Ik begrijp. Heeft hij namen? Nee. Het enige dat hij heeft zijn enkele basisbeschrijvingen. Hij zei dat de kandidaat uit het Noorden jou zag en een man waarvan hij dacht dat hij familie van je was, en gaf de beschrijving door. Als hij rondvraagt onder onze mensen, zal hij je vinden. Ik zal niet vragen of. . . weet je. . . je bent iets van plan. Ik heb al genoeg problemen, ik lieg dat ik je niet ken. Dat waardeer ik, zei Marlys.
(I understand. Does he have names? No. All he has is some basic descriptions. He said the candidate from the North saw you and a fellow he believed was related to you, and passed along the description. If he starts asking around among our people, he's going to find you. I won't ask if . . . you know . . . you're planning something. I'm already in enough trouble, lying about not knowing you. I appreciate that, Marlys said.)
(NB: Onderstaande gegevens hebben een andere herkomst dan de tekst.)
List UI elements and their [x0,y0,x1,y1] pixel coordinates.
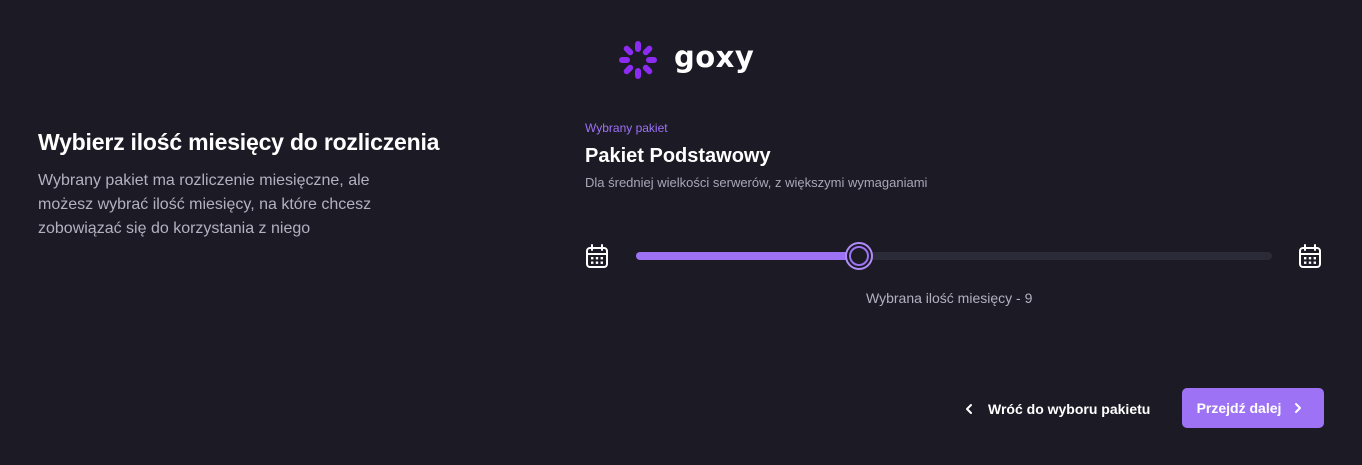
calendar-icon [1299,244,1321,268]
slider-thumb[interactable] [844,242,873,270]
brand-name: goxy [674,39,755,74]
back-to-packages-button[interactable]: Wróć do wyboru pakietu [962,396,1150,422]
package-description: Dla średniej wielkości serwerów, z więks… [585,175,928,190]
chevron-right-icon [1295,403,1302,413]
selected-package-label: Wybrany pakiet [585,121,668,135]
brand-logo: goxy [617,39,754,81]
package-name: Pakiet Podstawowy [585,145,771,167]
calendar-icon [586,244,608,268]
goxy-logo-icon [619,41,657,79]
billing-months-page: goxy Wybierz ilość miesięcy do rozliczen… [0,0,1362,465]
slider-fill [636,252,859,260]
page-title: Wybierz ilość miesięcy do rozliczenia [38,129,440,155]
back-button-label: Wróć do wyboru pakietu [988,401,1151,417]
months-slider[interactable] [636,242,1272,270]
selected-months-label: Wybrana ilość miesięcy - 9 [866,290,1033,306]
next-button-label: Przejdź dalej [1196,400,1282,416]
next-button[interactable]: Przejdź dalej [1182,388,1324,428]
page-description: Wybrany pakiet ma rozliczenie miesięczne… [38,172,372,237]
chevron-left-icon [966,404,972,414]
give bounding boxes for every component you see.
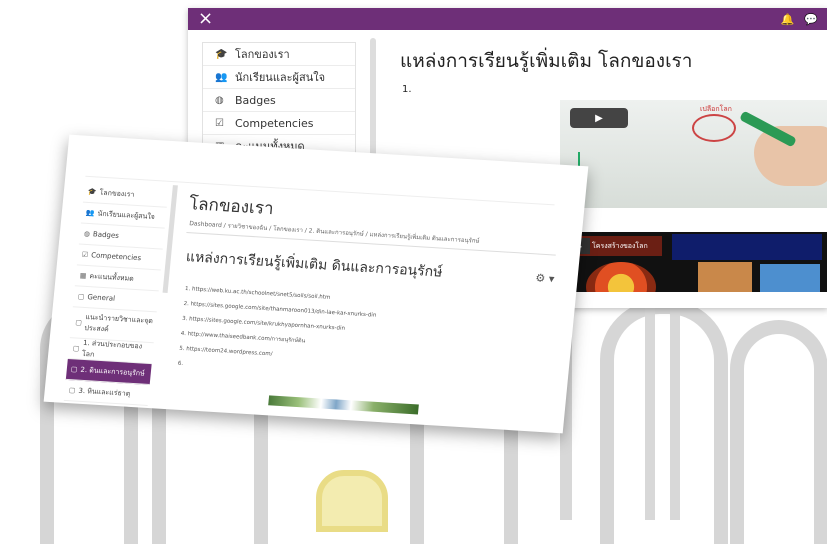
earth-crust-image bbox=[760, 264, 820, 292]
users-icon: 👥 bbox=[215, 71, 228, 83]
whiteboard-drawing bbox=[578, 152, 670, 196]
table-icon: ▦ bbox=[79, 271, 87, 280]
badge-icon: ◍ bbox=[83, 229, 91, 239]
sidebar-item-label: Competencies bbox=[90, 251, 142, 263]
checkbox-icon: ☑ bbox=[215, 117, 224, 129]
nav-item-competencies[interactable]: ☑ Competencies bbox=[203, 112, 355, 135]
video-annotation: เปลือกโลก bbox=[700, 105, 732, 113]
earth-crust-image bbox=[698, 262, 752, 292]
image-strip bbox=[268, 395, 419, 415]
folder-icon: ▢ bbox=[68, 386, 76, 395]
folder-icon: ▢ bbox=[74, 318, 83, 327]
close-icon[interactable]: × bbox=[198, 8, 213, 30]
graduation-cap-icon: 🎓 bbox=[87, 187, 98, 197]
folder-icon: ▢ bbox=[70, 365, 78, 374]
nav-item-label: Badges bbox=[235, 93, 276, 107]
sidebar-item-section-3[interactable]: ▢ 3. หินและแร่ธาตุ bbox=[63, 379, 150, 406]
nav-item-course[interactable]: 🎓 โลกของเรา bbox=[203, 43, 355, 66]
background-pillar bbox=[645, 280, 655, 520]
bell-icon[interactable]: 🔔 bbox=[781, 13, 795, 26]
folder-icon: ▢ bbox=[72, 344, 80, 353]
sidebar-item-label: คะแนนทั้งหมด bbox=[89, 271, 135, 283]
page-title: โลกของเรา bbox=[188, 194, 275, 220]
sidebar-item-label: 2. ดินและการอนุรักษ์ bbox=[80, 365, 146, 378]
sidebar-item-label: แนะนำรายวิชาและจุดประสงค์ bbox=[84, 313, 154, 334]
front-window: 🎓 โลกของเรา 👥 นักเรียนและผู้สนใจ ◍ Badges ☑… bbox=[43, 134, 589, 434]
checkbox-icon: ☑ bbox=[81, 250, 89, 260]
video-text-panel bbox=[672, 234, 822, 260]
sidebar-item-label: 3. หินและแร่ธาตุ bbox=[78, 386, 131, 398]
course-sidebar: 🎓 โลกของเรา 👥 นักเรียนและผู้สนใจ ◍ Badges ☑… bbox=[63, 181, 169, 406]
page-heading: แหล่งการเรียนรู้เพิ่มเติม โลกของเรา bbox=[400, 50, 693, 72]
folder-icon: ▢ bbox=[77, 292, 85, 301]
nav-item-participants[interactable]: 👥 นักเรียนและผู้สนใจ bbox=[203, 66, 355, 89]
earth-layers-image bbox=[586, 262, 656, 292]
nav-item-label: นักเรียนและผู้สนใจ bbox=[235, 71, 326, 84]
chat-icon[interactable]: 💬 bbox=[804, 13, 818, 26]
nav-item-badges[interactable]: ◍ Badges bbox=[203, 89, 355, 112]
sidebar-item-label: นักเรียนและผู้สนใจ bbox=[97, 209, 156, 221]
whiteboard-drawing bbox=[692, 114, 736, 142]
sidebar-item-label: General bbox=[87, 293, 116, 303]
sidebar-item-label: 1. ส่วนประกอบของโลก bbox=[81, 338, 143, 359]
background-arch-right bbox=[600, 300, 728, 544]
nav-item-label: Competencies bbox=[235, 116, 314, 130]
video-embed[interactable]: โครงสร้างของโลก ▶ bbox=[560, 232, 827, 292]
nav-item-label: โลกของเรา bbox=[235, 48, 290, 61]
sidebar-item-label: Badges bbox=[92, 230, 120, 240]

In dit fragment uit "Extreme Prey" van John Sandford uit een personage zijn bezorgdheid over een kandidaat uit het Noorden die informatie over iemand verzamelt. De kandidaat heeft de persoon in kwestie gezien en denkt dat er een connectie is met iemand anders, wat hem ertoe heeft gebracht een beschrijving te delen die hem/haar mogelijk zou kunnen identificeren. Dit verhoogt de inzet, omdat de kandidaat mogelijk navraag gaat doen bij zijn kennissen, waardoor blootstelling riskeert.
Bovendien erkent één personage de ernst van de situatie en kiest ervoor zich niet te verdiepen in de vraag of er snode plannen in de maak zijn. Er is een onuitgesproken begrip van de risico's die ermee gepaard gaan, vooral omdat het ene personage al in de problemen zit omdat het de kennis van het andere ontkent. Deze dialoog benadrukt de spanning tussen hun behoefte aan geheimhouding en de dreigende dreiging van ontdekking.